There could also be some impact on increased temperature from Intel's new strained silicon technique. This increases the electron mobility through the body of a transistor. What this means is electrons move faster and transistors can switch on and off more quickly (something very good for high speed processors). Of course, this also means that transistors can end up leaking more current through them when they are off. This increases the power used by the chip which in turn increases heat output.
We asked Intel what (if any) effect actually using the 64bit extensions in Prescott would have on temperature, and we were told that it shouldn't have a significant impact on heat. Intel indicated that with the right 64bit application running we might see Prescott draw 2 or 3 more watts of power. Enabling and using the 64bit extensions will use parts of the chip that can currently remain happily disabled. Hopefully Intel will be right when they say that turning on this feature won't impact heat too much. Of course, we'll be there to test it out as soon as we can get ahold of a 64bit enabled chip.

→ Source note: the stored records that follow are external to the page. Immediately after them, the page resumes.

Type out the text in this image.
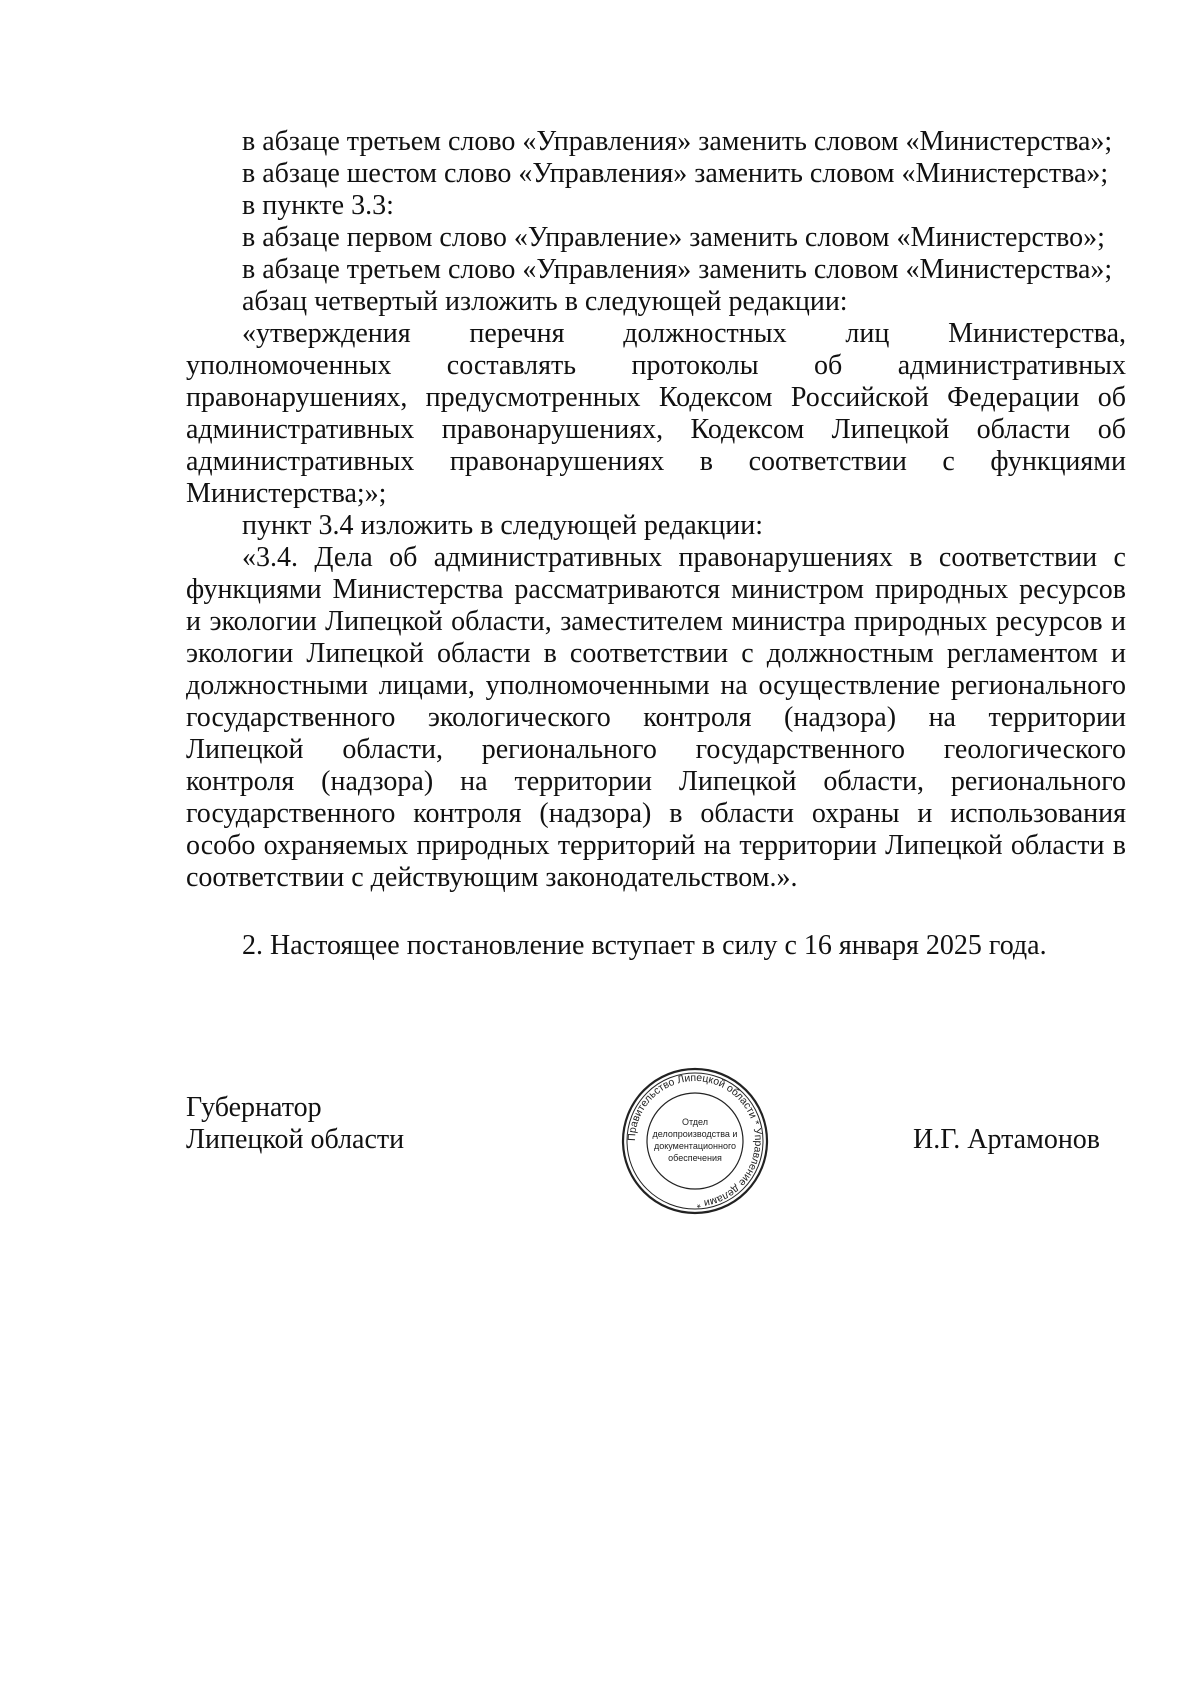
в абзаце третьем слово «Управления» заменить словом «Министерства»;
в абзаце шестом слово «Управления» заменить словом «Министерства»;
в пункте 3.3:
в абзаце первом слово «Управление» заменить словом «Министерство»;
в абзаце третьем слово «Управления» заменить словом «Министерства»;
абзац четвертый изложить в следующей редакции:
«утверждения перечня должностных лиц Министерства,
уполномоченных составлять протоколы об административных
правонарушениях, предусмотренных Кодексом Российской Федерации об
административных правонарушениях, Кодексом Липецкой области об
административных правонарушениях в соответствии с функциями
Министерства;»;
пункт 3.4 изложить в следующей редакции:
«3.4. Дела об административных правонарушениях в соответствии с
функциями Министерства рассматриваются министром природных ресурсов
и экологии Липецкой области, заместителем министра природных ресурсов и
экологии Липецкой области в соответствии с должностным регламентом и
должностными лицами, уполномоченными на осуществление регионального
государственного экологического контроля (надзора) на территории
Липецкой области, регионального государственного геологического
контроля (надзора) на территории Липецкой области, регионального
государственного контроля (надзора) в области охраны и использования
особо охраняемых природных территорий на территории Липецкой области в
соответствии с действующим законодательством.».
2. Настоящее постановление вступает в силу с 16 января 2025 года.
Губернатор
Липецкой области	И.Г. Артамонов
Правительство Липецкой области * Управление делами *
Отдел
делопроизводства и
документационного
обеспечения
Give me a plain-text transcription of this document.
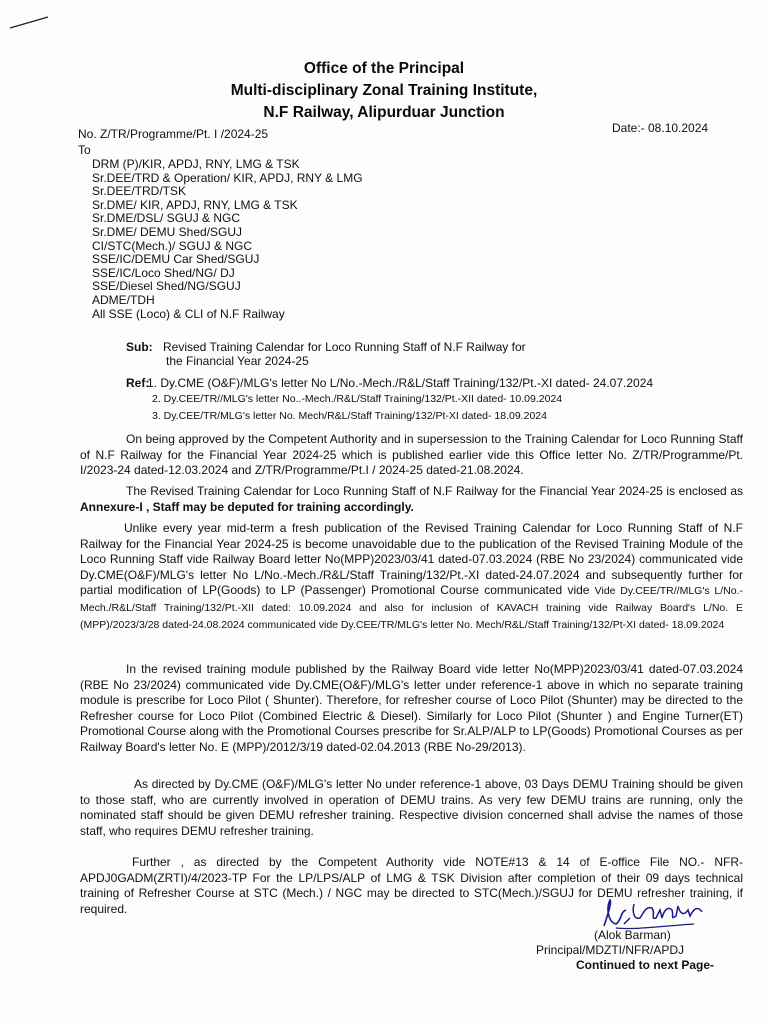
Office of the Principal
Multi-disciplinary Zonal Training Institute,
N.F Railway, Alipurduar Junction
No. Z/TR/Programme/Pt. I /2024-25	Date:- 08.10.2024
To
DRM (P)/KIR, APDJ, RNY, LMG & TSK
Sr.DEE/TRD & Operation/ KIR, APDJ, RNY & LMG
Sr.DEE/TRD/TSK
Sr.DME/ KIR, APDJ, RNY, LMG & TSK
Sr.DME/DSL/ SGUJ & NGC
Sr.DME/ DEMU Shed/SGUJ
CI/STC(Mech.)/ SGUJ & NGC
SSE/IC/DEMU Car Shed/SGUJ
SSE/IC/Loco Shed/NG/ DJ
SSE/Diesel Shed/NG/SGUJ
ADME/TDH
All SSE (Loco) & CLI of N.F Railway
Sub: Revised Training Calendar for Loco Running Staff of N.F Railway for
the Financial Year 2024-25
Ref:
1. Dy.CME (O&F)/MLG's letter No L/No.-Mech./R&L/Staff Training/132/Pt.-XI dated- 24.07.2024
2. Dy.CEE/TR//MLG's letter No..-Mech./R&L/Staff Training/132/Pt.-XII dated- 10.09.2024
3. Dy.CEE/TR/MLG's letter No. Mech/R&L/Staff Training/132/Pt-XI dated- 18.09.2024
On being approved by the Competent Authority and in supersession to the Training Calendar for Loco Running Staff of N.F Railway for the Financial Year 2024-25 which is published earlier vide this Office letter No. Z/TR/Programme/Pt. I/2023-24 dated-12.03.2024 and Z/TR/Programme/Pt.I / 2024-25 dated-21.08.2024.
The Revised Training Calendar for Loco Running Staff of N.F Railway for the Financial Year 2024-25 is enclosed as Annexure-I , Staff may be deputed for training accordingly.
Unlike every year mid-term a fresh publication of the Revised Training Calendar for Loco Running Staff of N.F Railway for the Financial Year 2024-25 is become unavoidable due to the publication of the Revised Training Module of the Loco Running Staff vide Railway Board letter No(MPP)2023/03/41 dated-07.03.2024 (RBE No 23/2024) communicated vide Dy.CME(O&F)/MLG's letter No L/No.-Mech./R&L/Staff Training/132/Pt.-XI dated-24.07.2024 and subsequently further for partial modification of LP(Goods) to LP (Passenger) Promotional Course communicated vide Vide Dy.CEE/TR//MLG's L/No.-Mech./R&L/Staff Training/132/Pt.-XII dated: 10.09.2024 and also for inclusion of KAVACH training vide Railway Board's L/No. E (MPP)/2023/3/28 dated-24.08.2024 communicated vide Dy.CEE/TR/MLG's letter No. Mech/R&L/Staff Training/132/Pt-XI dated- 18.09.2024
In the revised training module published by the Railway Board vide letter No(MPP)2023/03/41 dated-07.03.2024 (RBE No 23/2024) communicated vide Dy.CME(O&F)/MLG's letter under reference-1 above in which no separate training module is prescribe for Loco Pilot ( Shunter). Therefore, for refresher course of Loco Pilot (Shunter) may be directed to the Refresher course for Loco Pilot (Combined Electric & Diesel). Similarly for Loco Pilot (Shunter ) and Engine Turner(ET) Promotional Course along with the Promotional Courses prescribe for Sr.ALP/ALP to LP(Goods) Promotional Courses as per Railway Board's letter No. E (MPP)/2012/3/19 dated-02.04.2013 (RBE No-29/2013).
As directed by Dy.CME (O&F)/MLG's letter No under reference-1 above, 03 Days DEMU Training should be given to those staff, who are currently involved in operation of DEMU trains. As very few DEMU trains are running, only the nominated staff should be given DEMU refresher training. Respective division concerned shall advise the names of those staff, who requires DEMU refresher training.
Further , as directed by the Competent Authority vide NOTE#13 & 14 of E-office File NO.- NFR-APDJ0GADM(ZRTI)/4/2023-TP For the LP/LPS/ALP of LMG & TSK Division after completion of their 09 days technical training of Refresher Course at STC (Mech.) / NGC may be directed to STC(Mech.)/SGUJ for DEMU refresher training, if required.
(Alok Barman)
Principal/MDZTI/NFR/APDJ
Continued to next Page-
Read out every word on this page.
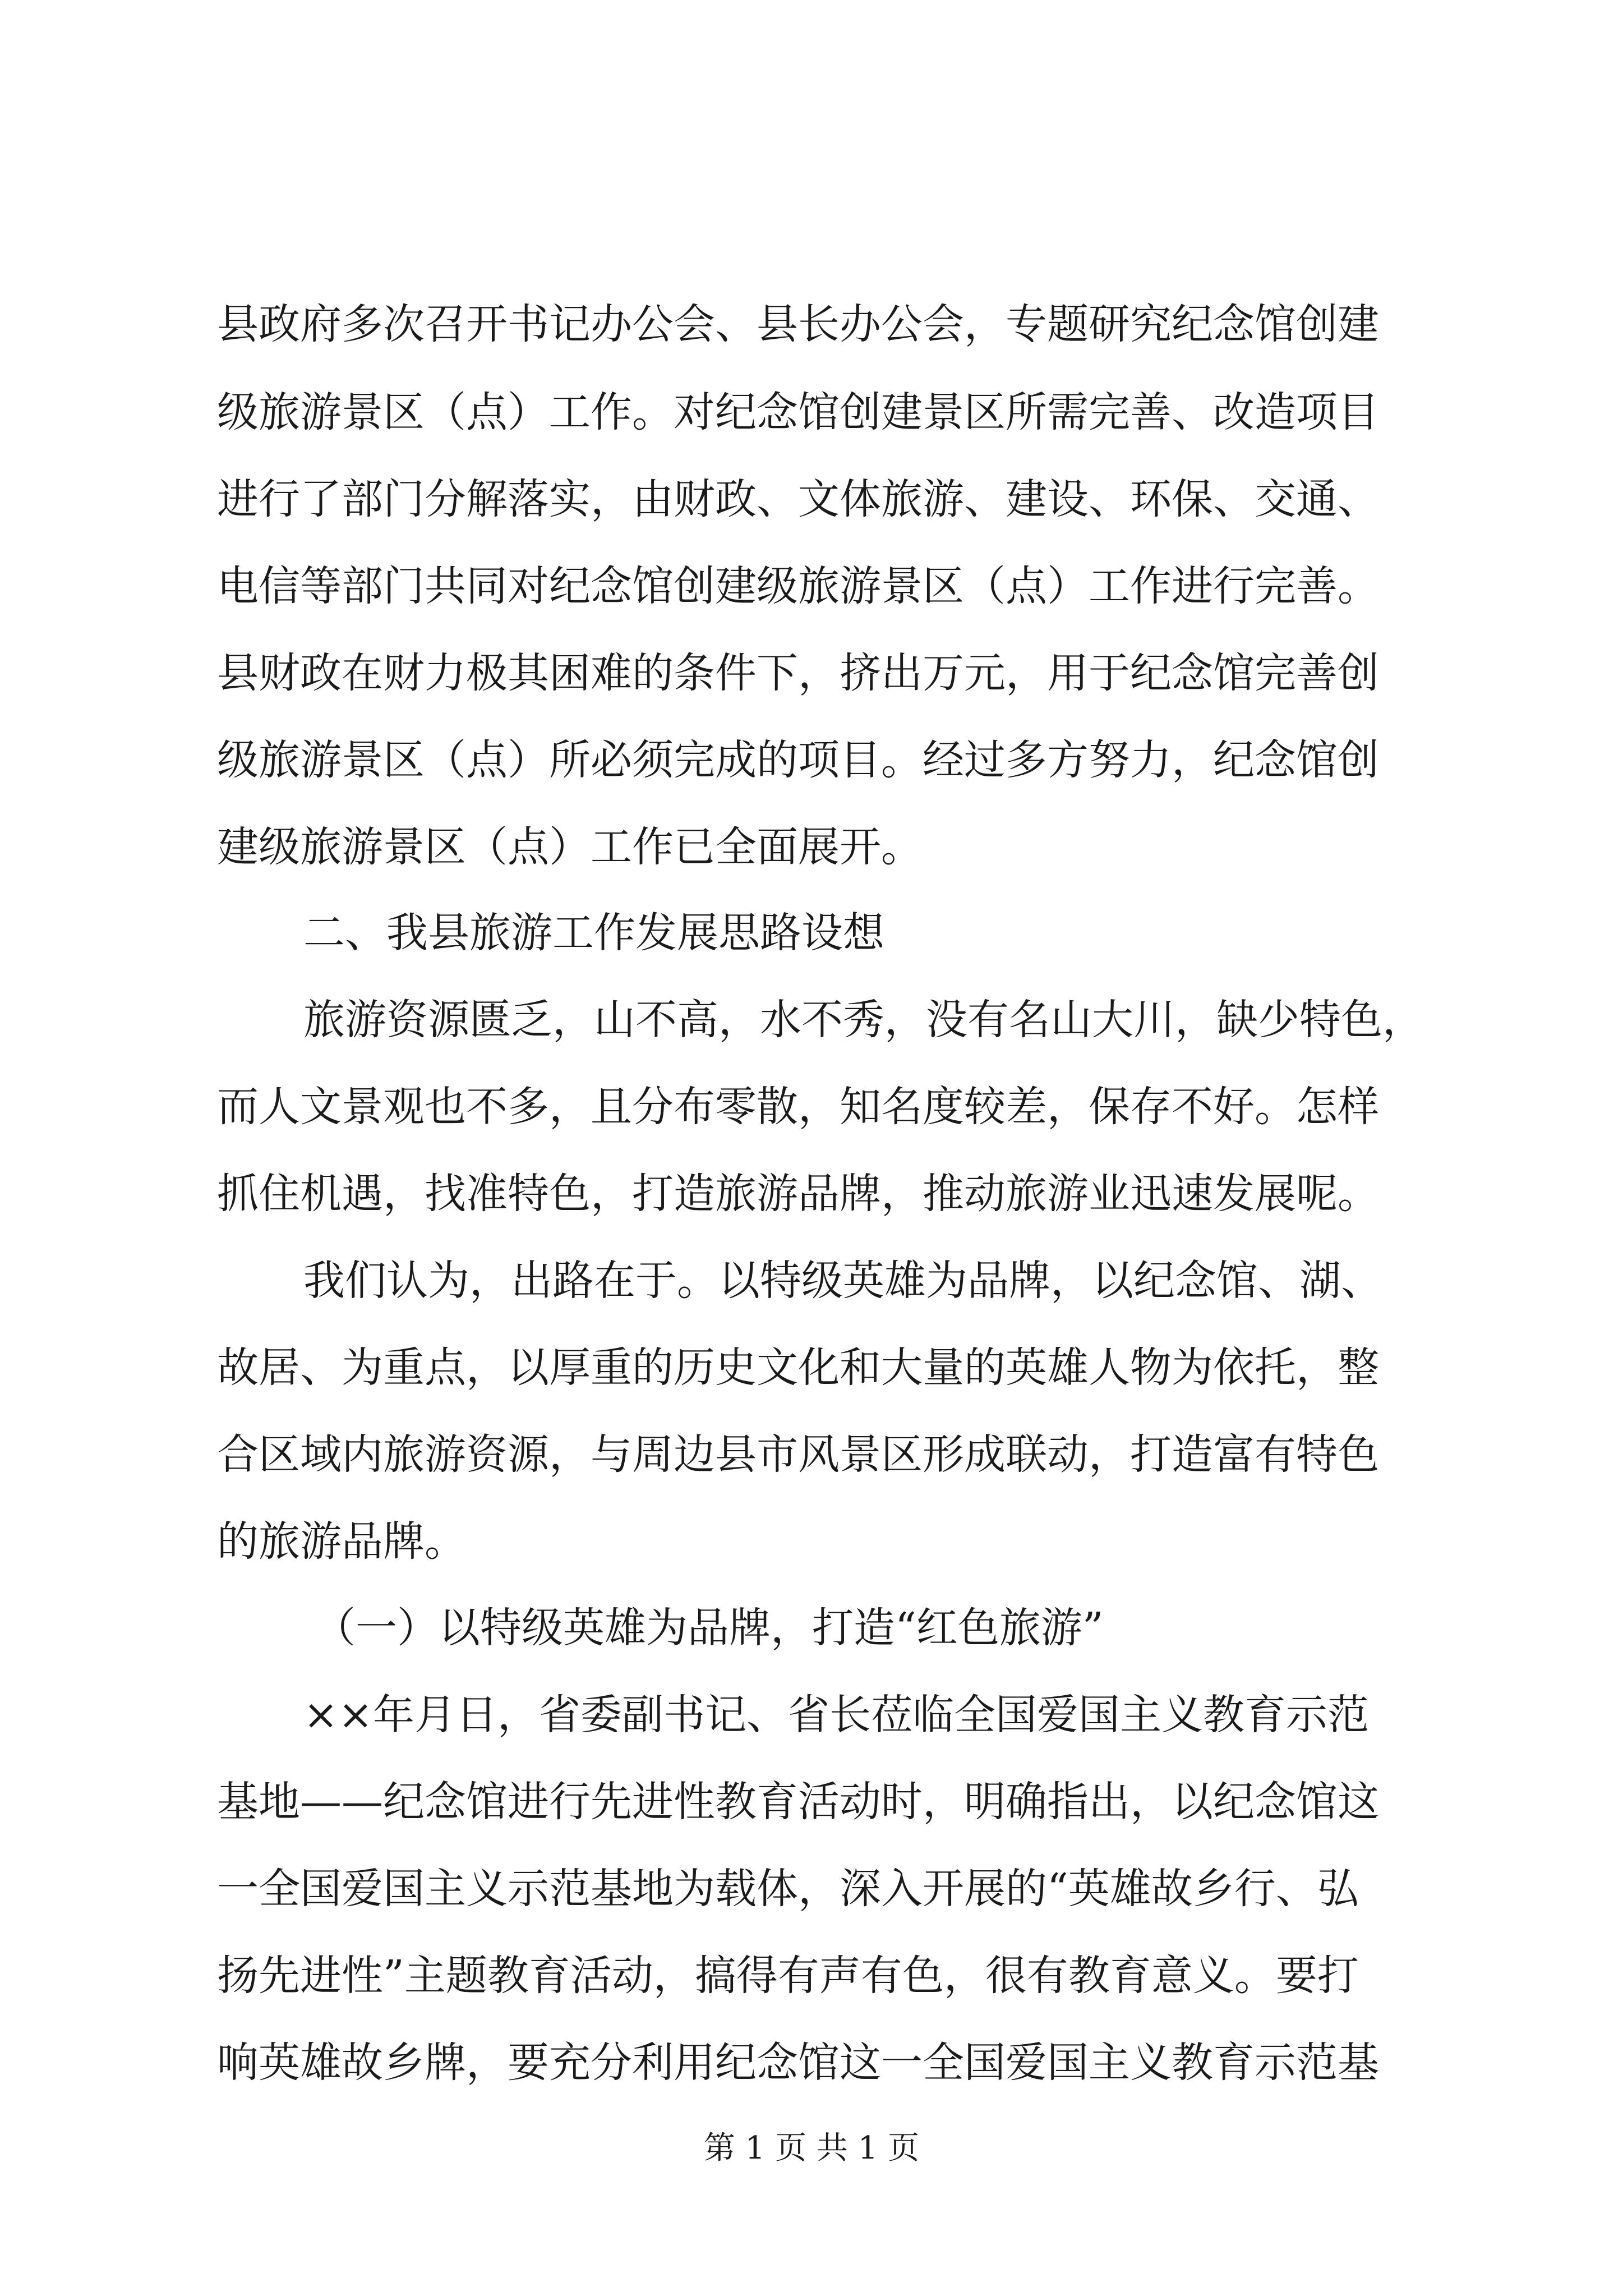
县政府多次召开书记办公会、县长办公会，专题研究纪念馆创建
级旅游景区（点）工作。对纪念馆创建景区所需完善、改造项目
进行了部门分解落实，由财政、文体旅游、建设、环保、交通、
电信等部门共同对纪念馆创建级旅游景区（点）工作进行完善。
县财政在财力极其困难的条件下，挤出万元，用于纪念馆完善创
级旅游景区（点）所必须完成的项目。经过多方努力，纪念馆创
建级旅游景区（点）工作已全面展开。
二、我县旅游工作发展思路设想
旅游资源匮乏，山不高，水不秀，没有名山大川，缺少特色，
而人文景观也不多，且分布零散，知名度较差，保存不好。怎样
抓住机遇，找准特色，打造旅游品牌，推动旅游业迅速发展呢。
我们认为，出路在于。以特级英雄为品牌，以纪念馆、湖、
故居、为重点，以厚重的历史文化和大量的英雄人物为依托，整
合区域内旅游资源，与周边县市风景区形成联动，打造富有特色
的旅游品牌。
（一）以特级英雄为品牌，打造“红色旅游”
××年月日，省委副书记、省长莅临全国爱国主义教育示范
基地——纪念馆进行先进性教育活动时，明确指出，以纪念馆这
一全国爱国主义示范基地为载体，深入开展的“英雄故乡行、弘
扬先进性”主题教育活动，搞得有声有色，很有教育意义。要打
响英雄故乡牌，要充分利用纪念馆这一全国爱国主义教育示范基
第 1 页 共 1 页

We can't really be sure right now how much each of these factors affect Prescott's temperature, but all of them surely contribute.
The final issue we need to consider is the motherboard issue. Prescott is powered by a lower voltage than Northwood, but consumes more power. This means that it necessarily draws much more current. Though Intel did get the power requirements out to motherboard manufacturers, there may be some issues with Prescott support. Intel maintains that motherboards that were not designed for Prescott won't boot Prescott (and won't hurt either component), there sill may be some unforeseen issues, as even companies designing earlier P4 motherboards with an eye to Prescott wouldn't have had anything to test their motherboards with back when they shipped.
When it comes down to it, there are four options early P4 motherboards and Prescott. 1) Everything could work fine. 2) The system may not overclock very well. 3) The system may run but with reduced stability. 4) The system may not run at all. If there is enough interest, we may end up looking into Prescott and motherboard compatibility. Feel free to let us know if that would be something you would like to see.